【ソウル=桜井紀雄】北朝鮮が9日、事実上の短距離弾道ミサイルを含む複数の兵器を同時多発的に発射した。韓国や在韓米軍を標的にした新兵器が実戦配備段階に達したと誇示する狙いとみられる。だが、韓国の文在寅(ムン・ジェイン)政権は、金正恩(キム・ジョンウン)朝鮮労働党委員長の相次ぐ揺さぶりもあり、毅然(きせん)とした立場を打ち出せずにいる。
韓国軍は、発射されたうち3発は2日に発射されたのと同じ「超大型放射砲(多連装ロケット砲)」と分析。昨年8月以降、5回発射され、軍当局が軌道などから実質的な短距離弾道ミサイルとみる新兵器だ。
1、2発目は前回と同じく約20秒間隔で発射され、連射性能の着実な向上を裏付けている。ただ、2、3発目には約1分間の間隔があいており、連射に関しては改良段階の可能性もある。
北朝鮮は新型コロナウイルスの拡散を防ぐために国内統制を強化。朝鮮人民軍の冬季訓練も中断といえるほど大幅に縮小されたという。韓国情報当局は、2日の発射について訓練縮小に伴う内部の動揺を払拭する目的があったと分析する。
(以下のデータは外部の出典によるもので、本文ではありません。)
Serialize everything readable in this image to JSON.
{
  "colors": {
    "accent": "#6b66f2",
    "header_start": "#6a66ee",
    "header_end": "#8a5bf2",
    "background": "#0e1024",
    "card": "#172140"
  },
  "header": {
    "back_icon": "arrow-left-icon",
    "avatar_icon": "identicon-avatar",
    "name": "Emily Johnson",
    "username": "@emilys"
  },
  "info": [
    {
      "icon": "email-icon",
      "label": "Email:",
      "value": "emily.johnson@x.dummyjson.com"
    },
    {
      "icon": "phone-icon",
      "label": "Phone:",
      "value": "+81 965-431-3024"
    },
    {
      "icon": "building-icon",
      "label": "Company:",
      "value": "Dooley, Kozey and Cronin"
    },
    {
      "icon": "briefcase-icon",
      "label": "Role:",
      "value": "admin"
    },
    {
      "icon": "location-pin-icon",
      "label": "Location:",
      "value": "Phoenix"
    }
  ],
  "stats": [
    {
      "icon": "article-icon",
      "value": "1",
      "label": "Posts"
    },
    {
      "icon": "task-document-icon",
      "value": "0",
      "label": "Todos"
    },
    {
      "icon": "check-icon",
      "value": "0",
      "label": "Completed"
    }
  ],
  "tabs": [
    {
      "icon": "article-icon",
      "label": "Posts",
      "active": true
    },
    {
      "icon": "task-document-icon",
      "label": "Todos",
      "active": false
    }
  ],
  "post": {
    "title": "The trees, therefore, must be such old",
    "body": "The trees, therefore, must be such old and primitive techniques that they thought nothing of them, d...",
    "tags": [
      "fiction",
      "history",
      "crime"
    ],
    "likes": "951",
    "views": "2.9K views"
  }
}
一方、試験ではなく、実戦想定の訓練として別の放射砲と織り交ぜて発射されており、韓国への脅威が高まったのは確かだ。
今回の発射に対し、韓国軍は9日、強い遺憾を表明したが、大統領府は「朝鮮半島での平和定着の努力に役立たない」との立場を発表したのにとどまった。
2日の発射に大統領府が強い遺憾を示して中止を求めたところ、北朝鮮は3日、正恩氏の妹、金与正(ヨジョン)党第1副部長名義の談話で激しく非難した。半面、正恩氏は4日に文大統領に親書を送って感染拡大阻止に取り組む韓国をねぎらった。
大統領府のトーンを弱めた立場表明は、正恩氏のこうした揺さぶり策が有効であることを示している。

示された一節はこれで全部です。